Buy for Durability

Firinn Taisdeal - Sunday, November 13, 2022

With all the discussion recently of a proposed "circular economy," in which everything supposedly is recycled again and again, it's easy to forget the value of truly durable products. It's also easy to forget that no such "circular economy" actually exists yet and that such an economy, even if it is ever developed to any significant extent, is still a long way off.

Therefore it is even more important to choose durability over claims of recyclability for certain kinds of products. For instance, many products made of plastic will simply will never be recycled. It may be theoretically possible to fully or partially recycle the materials, but the likelihood that this will actually happen approaches zero for most such products, and this is not likely to change any time time soon.

Toothbrushes as an Example

Three billion plastic toothbrushes are discarded each year. Nearly all of them are made in such a way that it would be impossible to recycle the materials from which they are made because different types of plastic are combined with each other such that they cannot be separated and the bristles, typically of nylon, also cannot be conveniently separated. In short, these three billion toothbrushes will never be recycled, but will end up either in a landfill, or as plastic waste on land, in waterways or in the ocean.

Bamboo Toothbrushes Are a Bad Idea

In response to the plague of plastic all over the planet, many "throwaway" products have appeared, products with claims of biodegradability. The claim is that the product, even if discarded at random, will disintegrate harmlessly into the environment.

One such product that has become popular recently is toothbrushes made of bamboo. What exactly is the supposed advantage of such products? That you can toss them in the trash after their short life and they will be transported to a landfill and not do any damage in the landfill?

Three billion bamboo toothbrushes per year would be only marginally better than three billion unrecyclable plastic toothbrushes. Also, the bristles in these bamboo toothbrushes are still made of nylon, in microplastic form. Some of the toothbrushes use nylon-4, which supposedly biodegrades, but is still a microplastic that will cause problems in the environment until it does so, if it ever does so.

bamboo toothbrush

There are three additional problems with bamboo toothbrushes. First, that's a lot of bamboo that has to be grown, harvested and processed every year. Second, adding even more organic material to a landfill is a bad idea. Third, when the bamboo degrades it gives off CO2 and methane, which is also a net negative.

A Permanent Toothbrush

Soon on the market will be a much better choice: a permanent toothbrush with a stainless steel handle, and replaceable bristles made of biodegradable elastomer. The stainless steel handle, which constitutes most of the mass of the toothbrush, will last forever. Multiple generations of human beings could use that one stainless steel handle. The head containing the bristles is a single small piece that is biodegradable. You could just put it in the compost, and in a few years it would be gone.

stainless steel toothbrush

This design had a highly successful campaign on Kickstarter, and is about to be launched commercially.

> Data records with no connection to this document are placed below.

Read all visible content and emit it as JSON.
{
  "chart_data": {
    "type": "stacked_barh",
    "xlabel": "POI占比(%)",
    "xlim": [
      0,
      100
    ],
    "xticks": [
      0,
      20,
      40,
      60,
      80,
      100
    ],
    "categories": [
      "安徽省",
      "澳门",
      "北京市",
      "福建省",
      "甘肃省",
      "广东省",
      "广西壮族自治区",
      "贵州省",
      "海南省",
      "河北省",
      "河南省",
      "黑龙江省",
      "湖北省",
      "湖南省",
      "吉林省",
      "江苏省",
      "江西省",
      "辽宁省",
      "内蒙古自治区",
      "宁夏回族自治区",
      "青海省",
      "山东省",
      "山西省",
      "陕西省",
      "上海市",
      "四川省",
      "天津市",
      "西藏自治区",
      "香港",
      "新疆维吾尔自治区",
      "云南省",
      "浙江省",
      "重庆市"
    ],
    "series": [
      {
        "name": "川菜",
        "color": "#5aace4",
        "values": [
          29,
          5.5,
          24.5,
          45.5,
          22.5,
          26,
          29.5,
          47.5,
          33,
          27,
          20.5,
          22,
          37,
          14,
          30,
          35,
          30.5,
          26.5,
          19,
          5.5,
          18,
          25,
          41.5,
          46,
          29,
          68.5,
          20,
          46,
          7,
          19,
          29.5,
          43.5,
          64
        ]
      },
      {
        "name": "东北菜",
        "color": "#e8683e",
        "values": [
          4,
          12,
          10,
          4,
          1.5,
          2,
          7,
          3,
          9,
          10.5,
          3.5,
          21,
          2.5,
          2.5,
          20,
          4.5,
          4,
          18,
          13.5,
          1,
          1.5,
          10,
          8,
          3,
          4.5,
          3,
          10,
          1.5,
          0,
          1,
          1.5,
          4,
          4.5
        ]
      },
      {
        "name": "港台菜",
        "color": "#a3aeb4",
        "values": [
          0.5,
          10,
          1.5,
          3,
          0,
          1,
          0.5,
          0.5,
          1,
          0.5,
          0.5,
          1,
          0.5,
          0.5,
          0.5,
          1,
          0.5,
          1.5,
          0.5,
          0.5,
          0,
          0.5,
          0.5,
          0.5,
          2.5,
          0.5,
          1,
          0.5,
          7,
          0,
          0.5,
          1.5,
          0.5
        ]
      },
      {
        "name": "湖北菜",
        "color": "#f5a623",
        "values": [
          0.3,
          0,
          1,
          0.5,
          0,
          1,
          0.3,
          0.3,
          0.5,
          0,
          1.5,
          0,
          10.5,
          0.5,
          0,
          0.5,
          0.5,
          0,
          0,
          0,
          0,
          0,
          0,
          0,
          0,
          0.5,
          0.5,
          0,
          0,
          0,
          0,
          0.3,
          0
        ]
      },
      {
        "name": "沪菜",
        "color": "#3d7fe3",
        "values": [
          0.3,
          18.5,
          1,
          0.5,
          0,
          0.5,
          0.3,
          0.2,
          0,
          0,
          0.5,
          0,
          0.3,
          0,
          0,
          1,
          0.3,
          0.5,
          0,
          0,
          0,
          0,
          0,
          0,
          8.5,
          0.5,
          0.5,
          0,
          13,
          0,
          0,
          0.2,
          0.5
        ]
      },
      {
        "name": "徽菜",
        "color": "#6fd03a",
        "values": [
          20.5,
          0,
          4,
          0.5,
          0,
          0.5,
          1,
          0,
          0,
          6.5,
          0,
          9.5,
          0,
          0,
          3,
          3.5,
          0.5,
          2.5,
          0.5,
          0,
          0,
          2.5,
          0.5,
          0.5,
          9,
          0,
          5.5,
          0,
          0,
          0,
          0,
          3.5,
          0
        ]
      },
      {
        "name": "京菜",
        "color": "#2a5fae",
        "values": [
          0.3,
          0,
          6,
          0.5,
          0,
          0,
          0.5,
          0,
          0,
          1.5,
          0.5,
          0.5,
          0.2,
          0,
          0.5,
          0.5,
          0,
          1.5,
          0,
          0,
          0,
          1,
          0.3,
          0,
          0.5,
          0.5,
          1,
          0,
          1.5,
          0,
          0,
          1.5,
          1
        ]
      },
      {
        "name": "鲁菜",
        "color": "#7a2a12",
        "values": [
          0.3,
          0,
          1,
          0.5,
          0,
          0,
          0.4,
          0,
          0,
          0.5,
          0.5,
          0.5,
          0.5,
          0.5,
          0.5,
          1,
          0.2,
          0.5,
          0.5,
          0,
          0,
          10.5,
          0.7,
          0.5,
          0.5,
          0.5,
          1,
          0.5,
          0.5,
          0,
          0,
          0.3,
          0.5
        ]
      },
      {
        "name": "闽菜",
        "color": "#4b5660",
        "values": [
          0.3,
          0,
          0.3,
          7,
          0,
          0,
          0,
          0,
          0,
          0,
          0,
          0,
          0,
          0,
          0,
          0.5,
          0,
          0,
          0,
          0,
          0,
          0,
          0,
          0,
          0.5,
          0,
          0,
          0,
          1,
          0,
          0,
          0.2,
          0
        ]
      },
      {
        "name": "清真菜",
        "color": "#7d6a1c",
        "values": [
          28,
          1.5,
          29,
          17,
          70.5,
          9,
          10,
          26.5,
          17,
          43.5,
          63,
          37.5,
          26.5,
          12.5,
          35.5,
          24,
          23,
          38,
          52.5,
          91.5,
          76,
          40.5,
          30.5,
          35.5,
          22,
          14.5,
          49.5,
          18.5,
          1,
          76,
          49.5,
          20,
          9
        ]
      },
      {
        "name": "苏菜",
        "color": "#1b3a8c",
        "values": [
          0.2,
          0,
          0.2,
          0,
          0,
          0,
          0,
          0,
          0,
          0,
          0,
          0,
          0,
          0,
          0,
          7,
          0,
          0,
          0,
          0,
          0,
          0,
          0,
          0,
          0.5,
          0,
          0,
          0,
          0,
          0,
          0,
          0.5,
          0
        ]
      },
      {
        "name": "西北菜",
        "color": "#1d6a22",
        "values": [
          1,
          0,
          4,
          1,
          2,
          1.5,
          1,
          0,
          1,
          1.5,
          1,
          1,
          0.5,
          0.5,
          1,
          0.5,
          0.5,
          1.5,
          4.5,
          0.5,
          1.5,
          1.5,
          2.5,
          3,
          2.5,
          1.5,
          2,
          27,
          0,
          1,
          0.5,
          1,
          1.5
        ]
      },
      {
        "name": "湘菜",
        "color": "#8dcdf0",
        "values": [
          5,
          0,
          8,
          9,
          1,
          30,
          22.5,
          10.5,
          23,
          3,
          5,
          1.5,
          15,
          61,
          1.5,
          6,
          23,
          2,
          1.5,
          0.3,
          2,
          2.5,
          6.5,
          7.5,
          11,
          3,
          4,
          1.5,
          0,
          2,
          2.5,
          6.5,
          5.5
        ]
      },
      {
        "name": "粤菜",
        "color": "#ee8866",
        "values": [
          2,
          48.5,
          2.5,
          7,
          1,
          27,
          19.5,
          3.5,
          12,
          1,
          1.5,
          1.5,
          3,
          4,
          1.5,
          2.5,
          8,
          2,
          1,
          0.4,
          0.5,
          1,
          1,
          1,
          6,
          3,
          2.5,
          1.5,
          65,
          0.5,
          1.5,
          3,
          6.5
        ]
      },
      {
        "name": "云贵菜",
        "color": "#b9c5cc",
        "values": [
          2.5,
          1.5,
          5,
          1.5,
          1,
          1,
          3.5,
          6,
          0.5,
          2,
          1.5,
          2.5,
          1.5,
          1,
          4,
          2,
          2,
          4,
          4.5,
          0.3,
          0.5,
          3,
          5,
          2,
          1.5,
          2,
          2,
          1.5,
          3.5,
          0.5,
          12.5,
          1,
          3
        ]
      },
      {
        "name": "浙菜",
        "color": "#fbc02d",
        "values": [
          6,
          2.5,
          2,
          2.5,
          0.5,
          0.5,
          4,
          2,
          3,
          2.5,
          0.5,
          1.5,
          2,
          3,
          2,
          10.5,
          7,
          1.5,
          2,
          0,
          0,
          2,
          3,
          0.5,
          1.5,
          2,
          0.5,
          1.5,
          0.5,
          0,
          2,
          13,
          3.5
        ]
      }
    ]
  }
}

Buy Dollar Wise, Not Penny Foolish

One issue that nearly always emerges when considering truly durable products is that a durable product is initially more expensive, but typically far less expensive in the long term. A cheap plastic toothbrush costs only about $.60, and will be used for about three months. That means $2.40 per year. If you buy only the cheapest plastic toothbrushes, in ten years you will have spent only $24. But you will have thrown away 40 plastic toothbrushes. If you brush your teeth for 70 years with plastic, it costs you at least $168, and you throw away 280 plastic toothbrushes, which at best end up in a landfill.

A typical cheap bamboo toothbrush costs about $.75, so in ten years you would have spent $30. In 70 years, you would have spent $210, and sent 280 pieces of bamboo to the landfill, along with hundreds of thousands of nylon bristles.

By contrast, the stainless steel handle of the permanent toothbrush costs $18, but will last much longer than an entire lifetime. Yes, you will have to buy refills for the heads (price yet to be determined), but over the long term, you save money on the stainless steel handle, and you will have thrown away exactly nothing, sent nothing to the landfill, and no toothbrush of yours will ever end up as waste, either on land or in the ocean.

You could even include your stainless steel toothbrush handle in your will, to be passed down from generation to generation.

Toothbrushes are still only a minor example of why we should be buying for durability. We should all be applying the same principles of intelligent, responsible purchasing to cookware, clothing, furniture and more.